The comics were sent to his address, meaning my comic guy's. I'm going to assume shoddy handwriting, and it has been suggested I send him some mailing labels, but I'm not sure if that would come off as asshole behavior. Hardly seems like it, considering this is the second time we've had difficulties with the Postal Service reading his handwriting, but you can never tell with people.
To other business. I was reading this Grantland article by Alex Pappademas about 2001: A Space Odyssey, done in part because of the anticipation over the new film Interstellar. I mean the article was done because of that, not my reading it. I don't care about Interstellar one way or the other. Frankly, I'm not that big a fan of 2001 as a film. The book was fine, but the movie was ponderous, dull, and I didn't care about any of the characters. I'd have been better off rereading the book (which probably would take me less time than watching the movie).

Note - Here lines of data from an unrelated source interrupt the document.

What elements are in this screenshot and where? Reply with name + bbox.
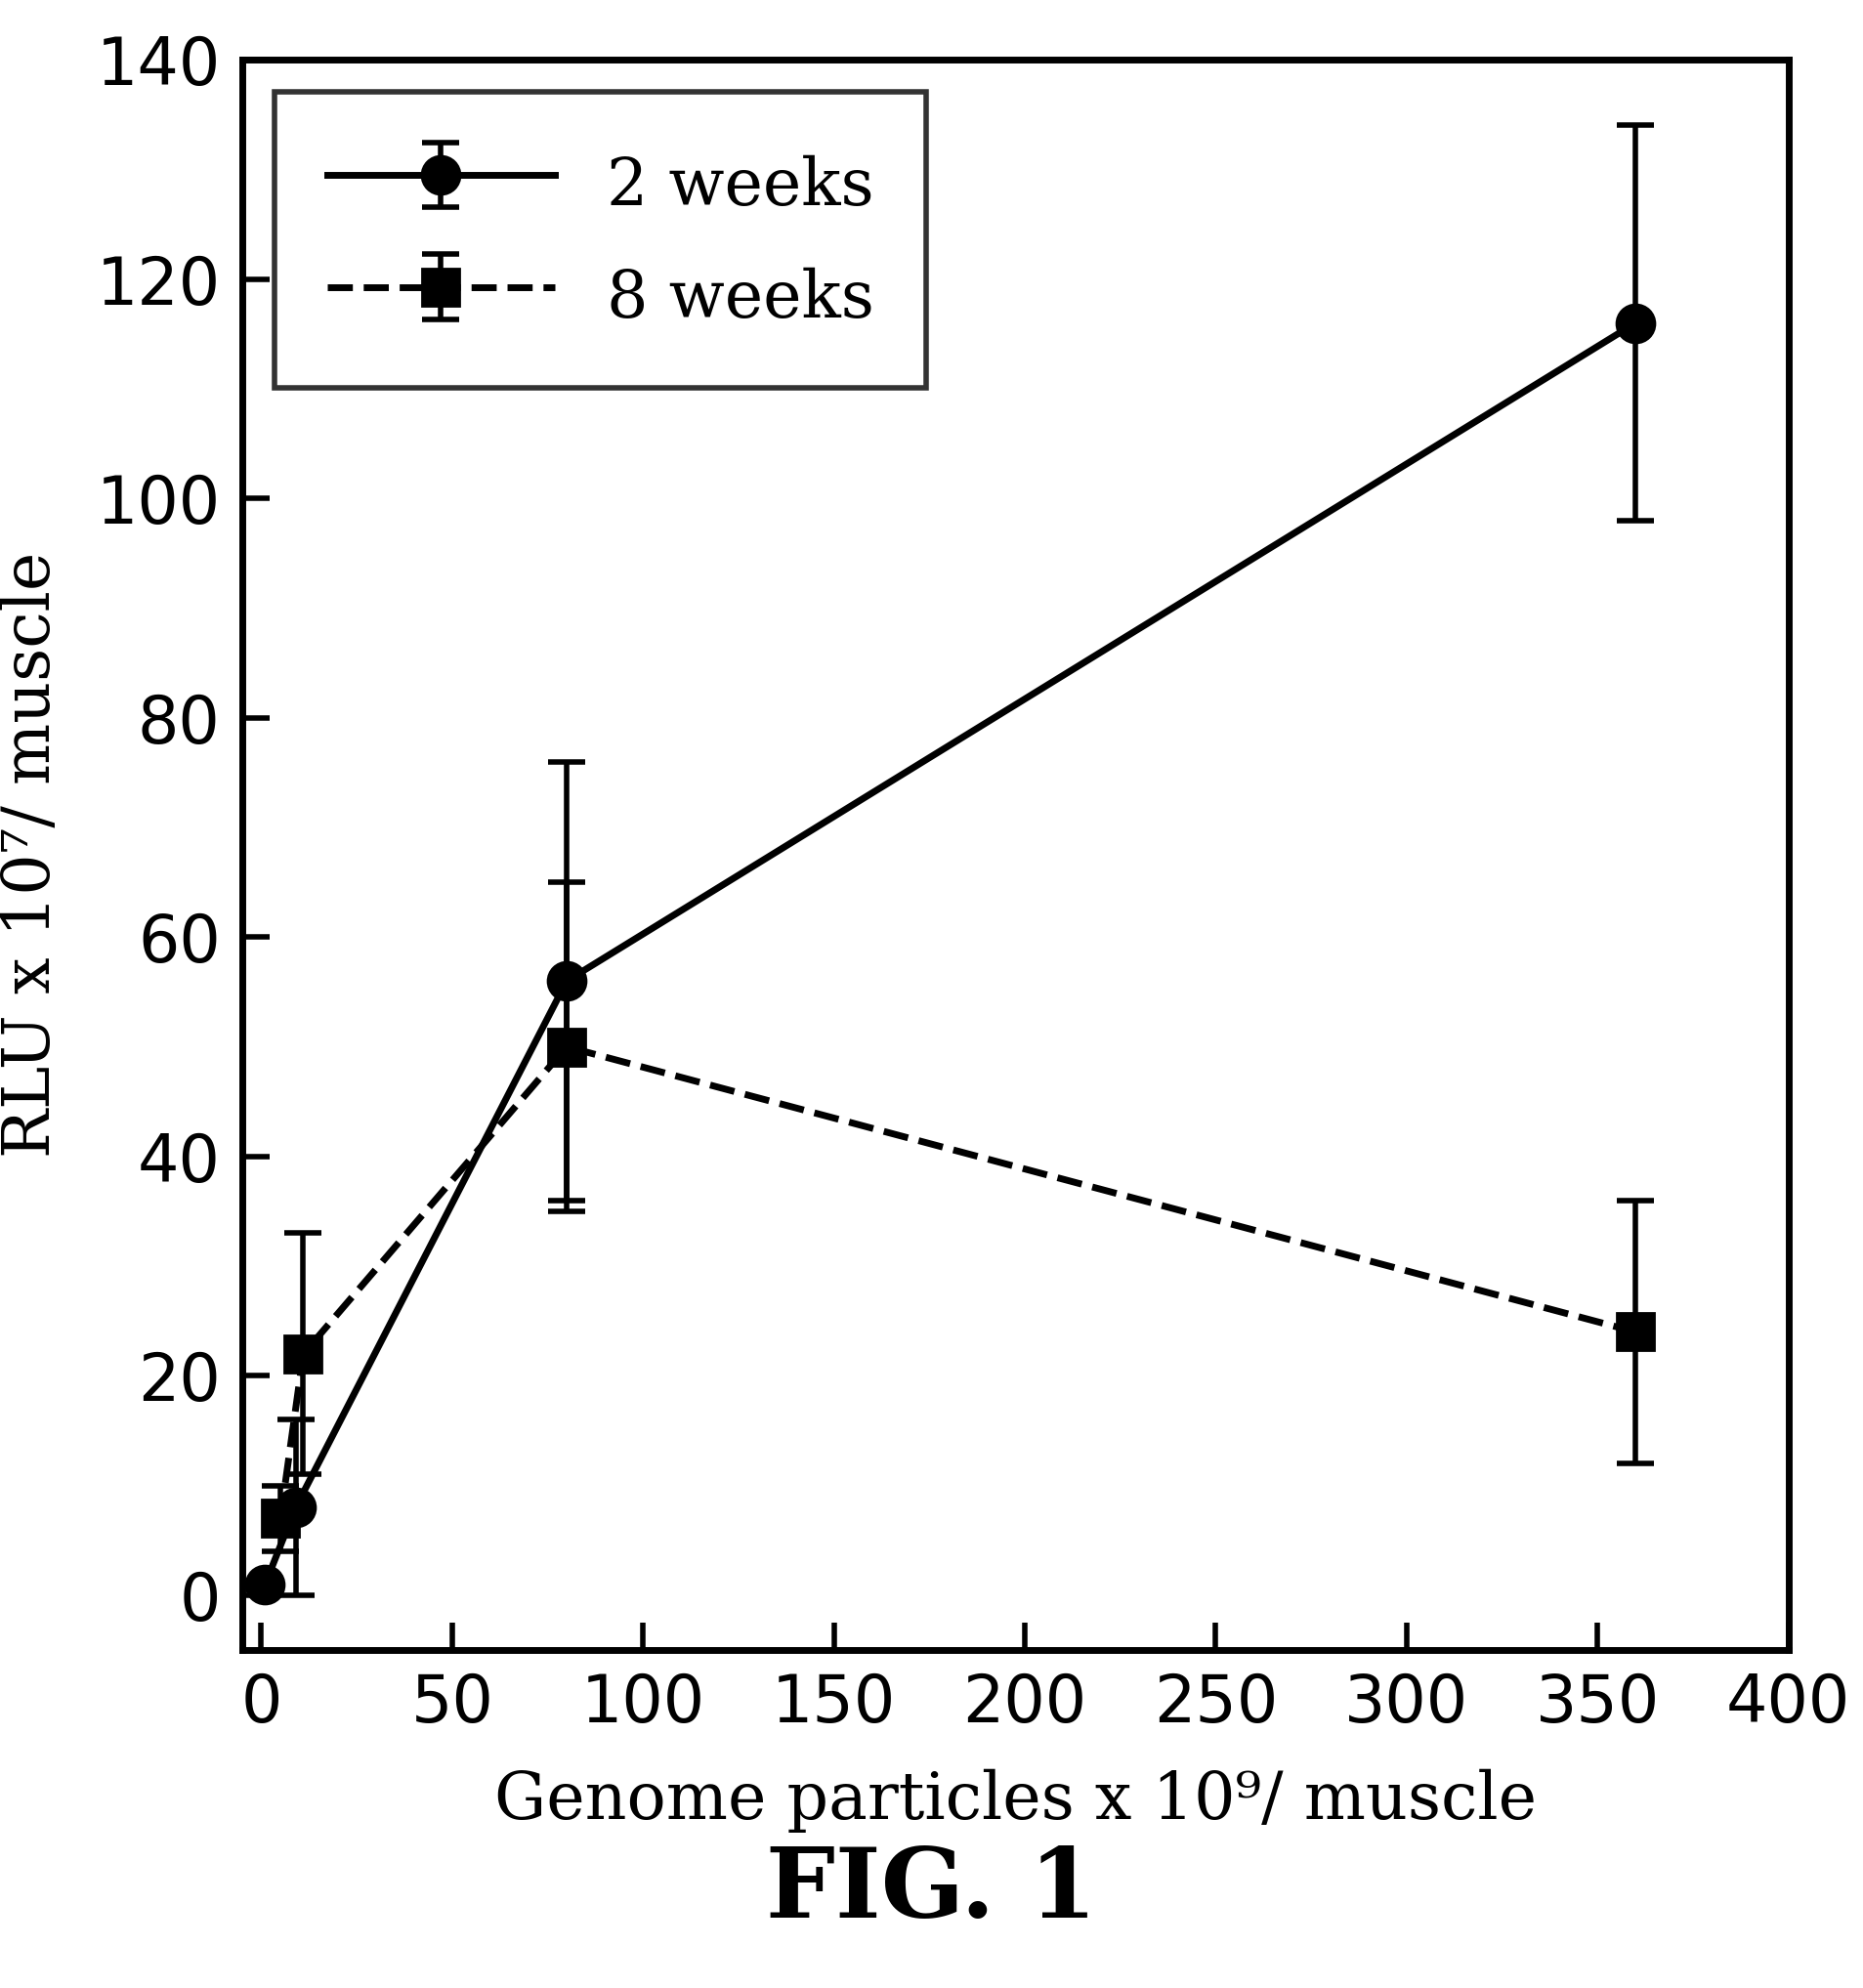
Text: FIG. 1: FIG. 1 [766, 1843, 1097, 1938]
Y-axis label: RLU x 10⁷/ muscle: RLU x 10⁷/ muscle [0, 553, 63, 1157]
Legend: 2 weeks, 8 weeks: 2 weeks, 8 weeks [274, 91, 926, 388]
X-axis label: Genome particles x 10⁹/ muscle: Genome particles x 10⁹/ muscle [494, 1769, 1537, 1833]
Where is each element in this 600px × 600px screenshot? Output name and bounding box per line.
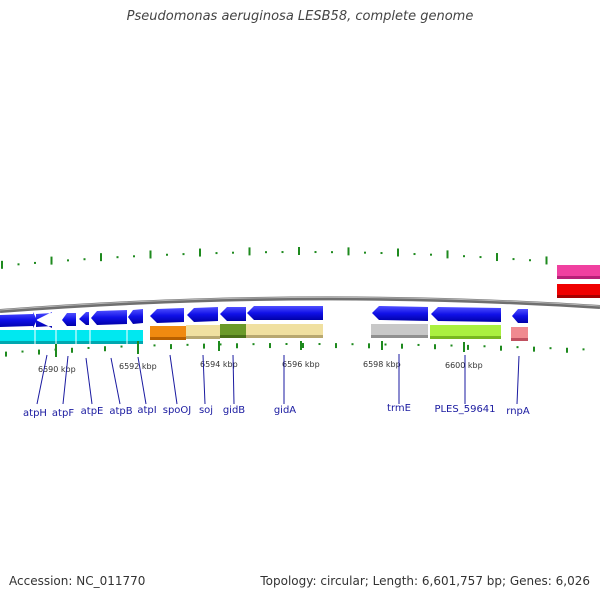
position-markers: 6590 kbp 6592 kbp 6594 kbp 6596 kbp 6598… <box>38 341 483 374</box>
feature-edge-pink[interactable] <box>557 265 600 279</box>
feature-rnpA[interactable] <box>511 327 528 341</box>
feature-gidA[interactable] <box>246 324 323 338</box>
position-marker-label: 6590 kbp <box>38 365 76 374</box>
gene-label-atpI[interactable]: atpI <box>137 405 156 416</box>
gene-arrow-soj[interactable] <box>187 307 218 322</box>
gene-arrow-atpH[interactable] <box>0 312 37 328</box>
gene-arrow-gidA[interactable] <box>247 306 323 320</box>
gene-label-atpE[interactable]: atpE <box>81 406 104 417</box>
gene-arrow-atpF[interactable] <box>36 312 52 328</box>
gene-label-leaders <box>36 354 520 405</box>
gc-skew-ticks-outer <box>1 247 548 269</box>
feature-edge-red[interactable] <box>557 284 600 298</box>
position-marker-label: 6598 kbp <box>363 360 401 369</box>
gene-arrow-atpE[interactable] <box>62 313 76 326</box>
gene-arrow-atpB[interactable] <box>79 312 89 325</box>
position-marker-label: 6596 kbp <box>282 360 320 369</box>
gene-arrow-atpI[interactable] <box>91 310 127 325</box>
genome-summary-text: Topology: circular; Length: 6,601,757 bp… <box>260 574 590 588</box>
feature-trmE[interactable] <box>371 324 428 338</box>
gene-labels: atpH atpF atpE atpB atpI spoOJ soj gidB … <box>23 403 530 419</box>
genome-backbone <box>0 296 600 313</box>
gene-arrow-rnpA[interactable] <box>512 309 528 323</box>
accession-text: Accession: NC_011770 <box>9 574 146 588</box>
gene-label-atpB[interactable]: atpB <box>109 406 132 417</box>
gene-label-spoOJ[interactable]: spoOJ <box>163 405 192 416</box>
feature-atp-operon[interactable] <box>0 330 143 344</box>
feature-soj[interactable] <box>186 325 220 339</box>
gene-label-gidB[interactable]: gidB <box>223 405 245 416</box>
gene-arrow-trmE[interactable] <box>372 306 428 321</box>
gene-label-atpH[interactable]: atpH <box>23 408 47 419</box>
cog-feature-track <box>0 324 528 344</box>
gene-label-soj[interactable]: soj <box>199 405 213 416</box>
gene-label-rnpA[interactable]: rnpA <box>506 406 530 417</box>
gene-arrow-PLES_59641[interactable] <box>431 307 501 322</box>
gene-arrow-gidB[interactable] <box>220 307 246 321</box>
position-marker-label: 6594 kbp <box>200 360 238 369</box>
position-marker-label: 6600 kbp <box>445 361 483 370</box>
forward-genes-track <box>0 306 528 328</box>
feature-PLES_59641[interactable] <box>430 325 501 339</box>
gene-label-atpF[interactable]: atpF <box>52 408 74 419</box>
gene-label-gidA[interactable]: gidA <box>274 405 296 416</box>
gene-label-PLES_59641[interactable]: PLES_59641 <box>434 404 495 415</box>
position-marker-label: 6592 kbp <box>119 362 157 371</box>
feature-spoOJ[interactable] <box>150 326 186 340</box>
gene-label-trmE[interactable]: trmE <box>387 403 411 414</box>
gene-arrow-spoOJ[interactable] <box>150 308 184 323</box>
feature-gidB[interactable] <box>220 324 246 338</box>
gc-skew-ticks-inner <box>5 343 585 357</box>
gene-arrow-spoOJ-small[interactable] <box>128 309 143 324</box>
map-title: Pseudomonas aeruginosa LESB58, complete … <box>126 9 474 24</box>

The point I noticed was #4, where Pappademas argues that every 'realistic, adult sci-fi movie' since 2001 is a response to 2001 in some way. Which strikes me as ridiculous, because he's assuming every one of those people has seen 2001 and had some kind of significant reaction to it, since he asserts in the footnote that even films which envision the future looking much differently (such as Alien, or Blade Runner), are a rejection of Kubrick's clean, sterile vision of the future and space travel. Though really, it's Arthur C. Clarke's vision, isn't it? The massive ships or structures, the idea there are vast intelligences out there with plans we can barely fathom (if we can understand them at all). Clarke used them in his Rama series as well, so attributing it to Kubrick doesn't seem right. Unless we're going to argue Kubrick influenced the guy wrote the book Kubrick adapted
Honestly,even if you're talking about films, it isn't as though 2001 is the first one to posit that space is a hostile place, full of stuff humans probably aren't ready to be messing around with. Look at Forbidden Planet. Guy finds a host of alien technology, uses it to make himself seem smarter and then whoops! turns out his subconscious mind is taking physical form and killing people, running off the vast power sources the aliens left behind. The movie doesn't focus on the immensity of space, and there's even indication the aliens were destroyed by this technology as surely as humans nearly are, rather than the Monoliths which are equipment for monitoring the human experiment. But the sense it would be very easy to get in over our heads is there for sure. I mean, all the humans can do is run get the hell off the planet, basically. No clever, "reverse the polarity of the tractor beam to short out the connection to his id" strategy. Perhaps Forbidden Planet doesn't qualify as an adult, realistic sci-fi movie, but Pappademas brought up Star Wars in the conversation, and I wouldn't use "realistic" to describe that film, either, so blame him, he started it.
I'm guilty of this thinking, too, more with Westerns. I tend to compare most Westerns to The Good, the Bad, and the Ugly. But I don't take the approach that every Western since then is in some way a response to it, only that it's my favorite Western and how much do I like others compared to it. Yeah, there were many Westerns made in the '70s trying to ape Leone's style to cash in, and Leone himself was influenced by John Ford's work. But not every Western necessarily is a response to Leone, and for whatever inspiration John Ford's work had on Leone, his films are still clearly his own work. Viewing them strictly - or even primarily - in relation to an older film is fairly reductive. One, it's assuming we know what the filmmaker was thinking, and two, it's not really assessing the film on its own merits. Maybe it's unavoidable, compare one thing to something else we either liked or found similar. I just hate generalizations like that. They're too, well, general, and over-simplified.